The three biggest mortgage compliance problems on the production side have been outlined in a new report. Progress is being made with most of the deficiencies.
The No. 1 compliance problem on the origination and retail side is inaccurate form 1003 Uniform Residential Loan Applications.
Issues include incomplete borrower information, liabilities that don’t match the credit report, no Home Mortgage Disclosure Act data and missing signatures.
Those findings were reported by Quality Mortgage Services, which said it culled the information from quality control audits and reviews on thousands of loans.
However, the share of reviews that found incomplete applications fell to 18 percent last year from 22 percent in 2011.
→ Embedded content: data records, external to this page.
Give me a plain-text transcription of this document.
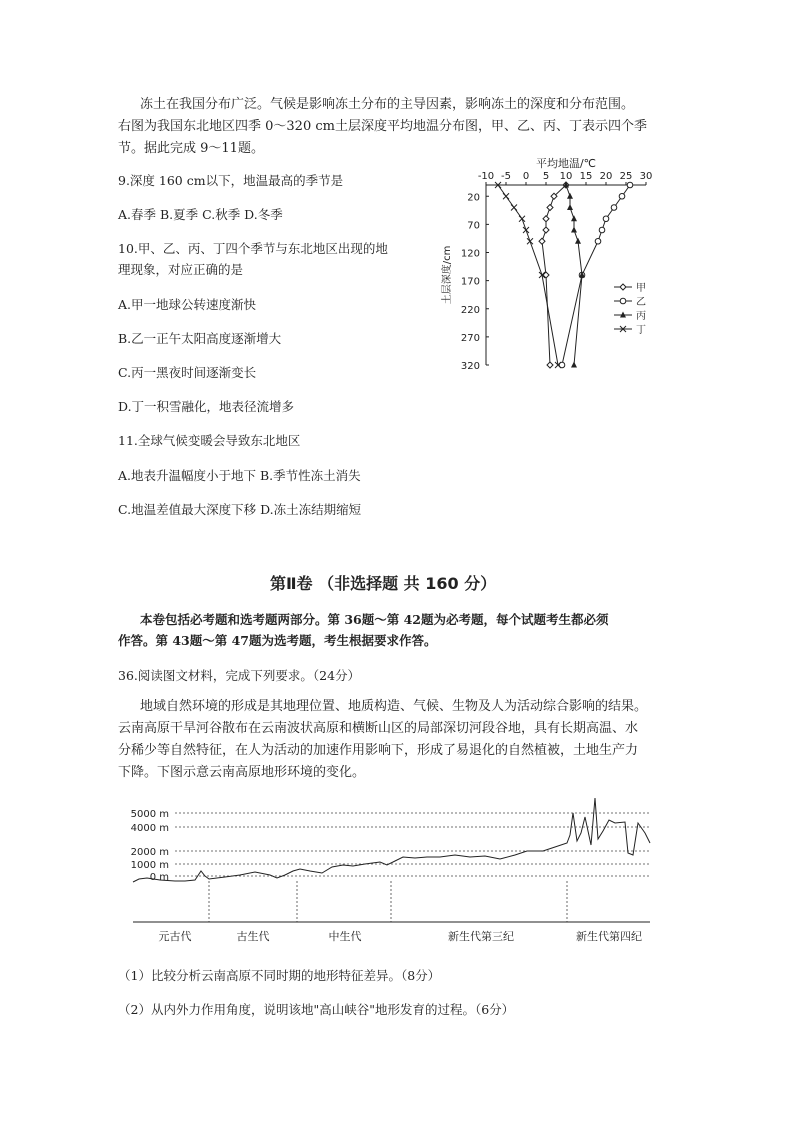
冻土在我国分布广泛。气候是影响冻土分布的主导因素，影响冻土的深度和分布范围。
右图为我国东北地区四季 0～320 cm土层深度平均地温分布图，甲、乙、丙、丁表示四个季
节。据此完成 9～11题。
9.深度 160 cm以下，地温最高的季节是
A.春季 B.夏季 C.秋季 D.冬季
10.甲、乙、丙、丁四个季节与东北地区出现的地
理现象，对应正确的是
A.甲一地球公转速度渐快
B.乙一正午太阳高度逐渐增大
C.丙一黑夜时间逐渐变长
D.丁一积雪融化，地表径流增多
11.全球气候变暖会导致东北地区
A.地表升温幅度小于地下 B.季节性冻土消失
C.地温差值最大深度下移 D.冻土冻结期缩短
平均地温/℃
-10 -5 0 5 10 15 20 25 30
20
70
120
170
220
270
320
土层深度/cm	甲
乙
丙
丁
第Ⅱ卷 （非选择题 共 160 分）
本卷包括必考题和选考题两部分。第 36题～第 42题为必考题，每个试题考生都必须
作答。第 43题～第 47题为选考题，考生根据要求作答。
36.阅读图文材料，完成下列要求。（24分）
地域自然环境的形成是其地理位置、地质构造、气候、生物及人为活动综合影响的结果。
云南高原干旱河谷散布在云南波状高原和横断山区的局部深切河段谷地，具有长期高温、水
分稀少等自然特征，在人为活动的加速作用影响下，形成了易退化的自然植被，土地生产力
下降。下图示意云南高原地形环境的变化。
5000 m
4000 m
2000 m
1000 m
0 m
元古代	古生代	中生代	新生代第三纪	新生代第四纪
（1）比较分析云南高原不同时期的地形特征差异。（8分）
（2）从内外力作用角度，说明该地"高山峡谷"地形发育的过程。（6分）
The initial disclosures of the Truth in Lending Act and Good Faith Estimate was the next-biggest problem. This includes loans with errors in fees and missing signatures. However, this category also improved from 2011 to 2012, from a 20 percent error rate to 16 percent.
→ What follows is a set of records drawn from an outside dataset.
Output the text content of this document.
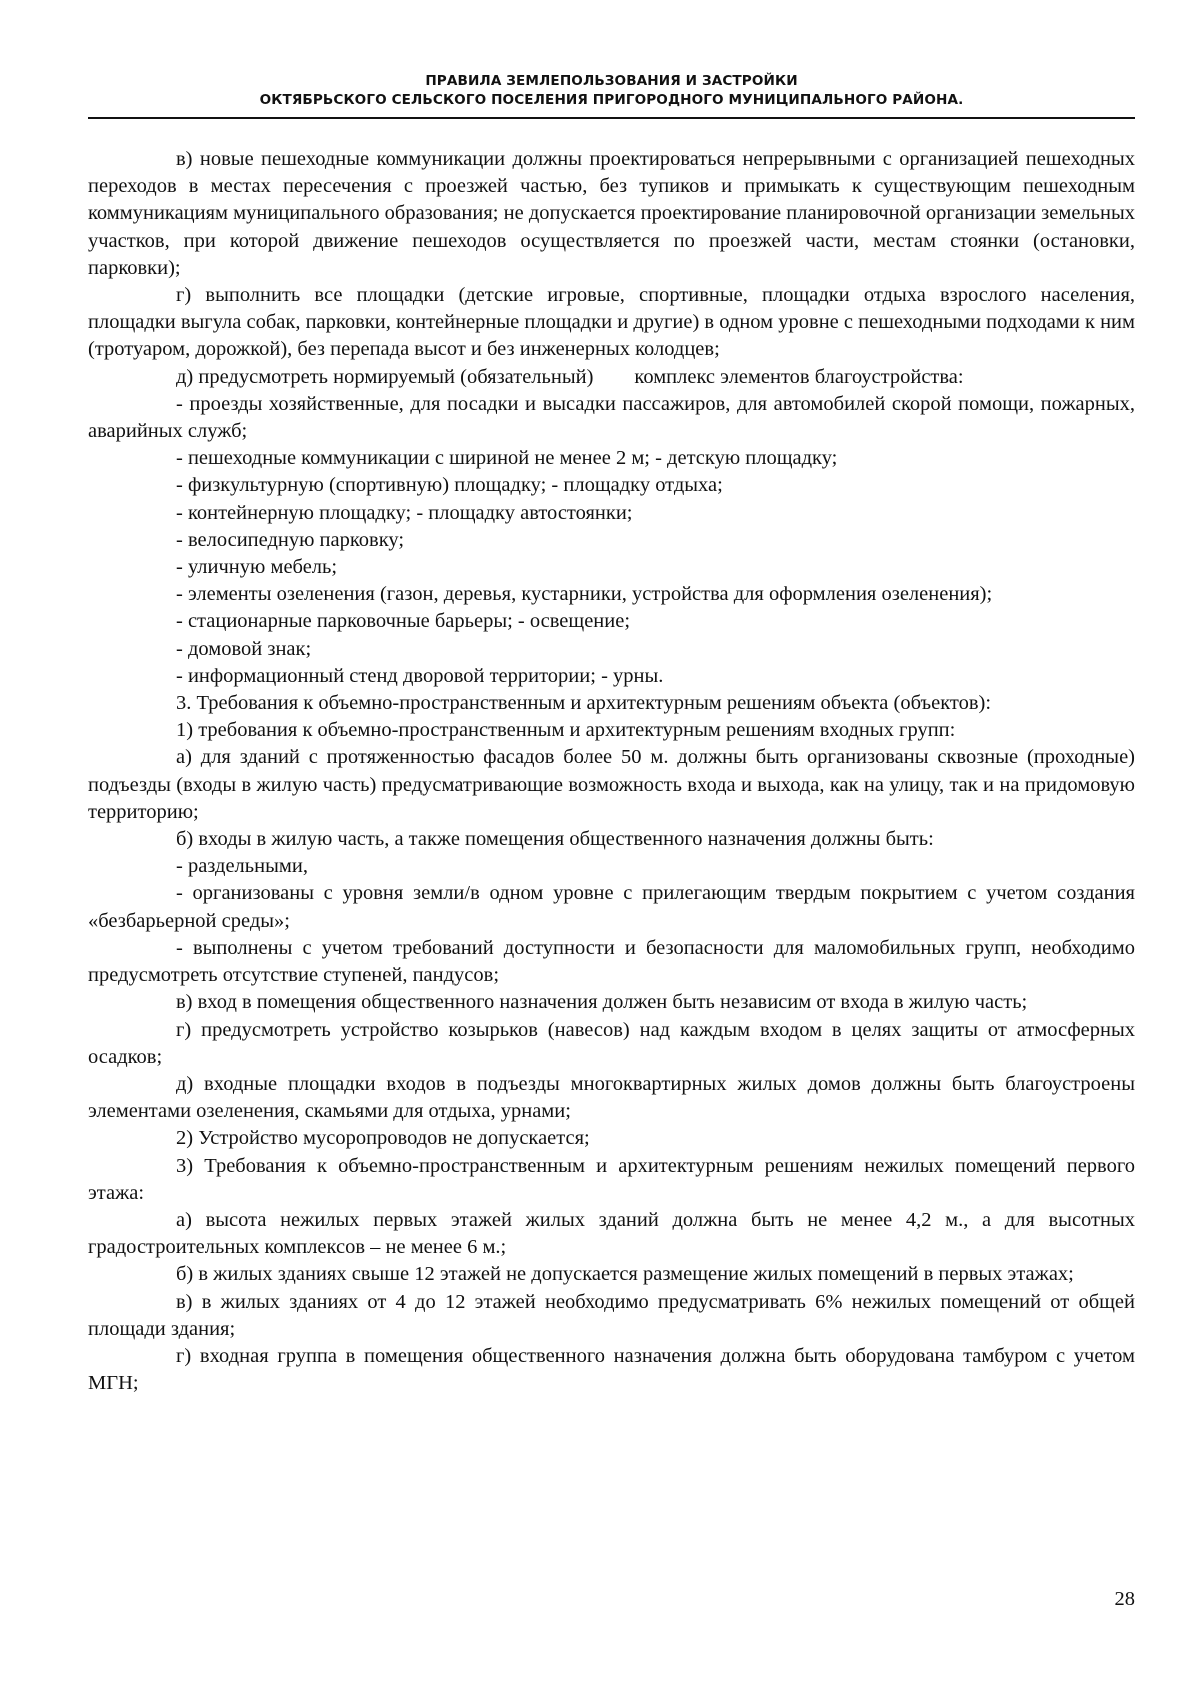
ПРАВИЛА ЗЕМЛЕПОЛЬЗОВАНИЯ И ЗАСТРОЙКИ
ОКТЯБРЬСКОГО СЕЛЬСКОГО ПОСЕЛЕНИЯ ПРИГОРОДНОГО МУНИЦИПАЛЬНОГО РАЙОНА.

в) новые пешеходные коммуникации должны проектироваться непрерывными с организацией пешеходных переходов в местах пересечения с проезжей частью, без тупиков и примыкать к существующим пешеходным коммуникациям муниципального образования; не допускается проектирование планировочной организации земельных участков, при которой движение пешеходов осуществляется по проезжей части, местам стоянки (остановки, парковки);

г) выполнить все площадки (детские игровые, спортивные, площадки отдыха взрослого населения, площадки выгула собак, парковки, контейнерные площадки и другие) в одном уровне с пешеходными подходами к ним (тротуаром, дорожкой), без перепада высот и без инженерных колодцев;

д) предусмотреть нормируемый (обязательный)        комплекс элементов благоустройства:

- проезды хозяйственные, для посадки и высадки пассажиров, для автомобилей скорой помощи, пожарных, аварийных служб;

- пешеходные коммуникации с шириной не менее 2 м; - детскую площадку;

- физкультурную (спортивную) площадку; - площадку отдыха;

- контейнерную площадку; - площадку автостоянки;

- велосипедную парковку;

- уличную мебель;

- элементы озеленения (газон, деревья, кустарники, устройства для оформления озеленения);

- стационарные парковочные барьеры; - освещение;

- домовой знак;

- информационный стенд дворовой территории; - урны.

3. Требования к объемно-пространственным и архитектурным решениям объекта (объектов):

1) требования к объемно-пространственным и архитектурным решениям входных групп:

а) для зданий с протяженностью фасадов более 50 м. должны быть организованы сквозные (проходные) подъезды (входы в жилую часть) предусматривающие возможность входа и выхода, как на улицу, так и на придомовую территорию;

б) входы в жилую часть, а также помещения общественного назначения должны быть:

- раздельными,

- организованы с уровня земли/в одном уровне с прилегающим твердым покрытием с учетом создания «безбарьерной среды»;

- выполнены с учетом требований доступности и безопасности для маломобильных групп, необходимо предусмотреть отсутствие ступеней, пандусов;

в) вход в помещения общественного назначения должен быть независим от входа в жилую часть;

г) предусмотреть устройство козырьков (навесов) над каждым входом в целях защиты от атмосферных осадков;

д) входные площадки входов в подъезды многоквартирных жилых домов должны быть благоустроены элементами озеленения, скамьями для отдыха, урнами;

2) Устройство мусоропроводов не допускается;

3) Требования к объемно-пространственным и архитектурным решениям нежилых помещений первого этажа:

а) высота нежилых первых этажей жилых зданий должна быть не менее 4,2 м., а для высотных градостроительных комплексов – не менее 6 м.;

б) в жилых зданиях свыше 12 этажей не допускается размещение жилых помещений в первых этажах;

в) в жилых зданиях от 4 до 12 этажей необходимо предусматривать 6% нежилых помещений от общей площади здания;

г) входная группа в помещения общественного назначения должна быть оборудована тамбуром с учетом МГН;

28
Improperly prepared disclosures and missing disclosures that are required by the Federal Housing Administration came in as the third-worst compliance deficiency.
“This is worsening as more and more originations are moving to the purchase market and first time homebuyers,” the report stated. “As the refinance market reduces and the purchase market returns, more government lending programs will be used.”
Quality Mortgage noted that initial 1003 and TILA defects improved from 2011 to 2012, while disclosures required by FHA worsened.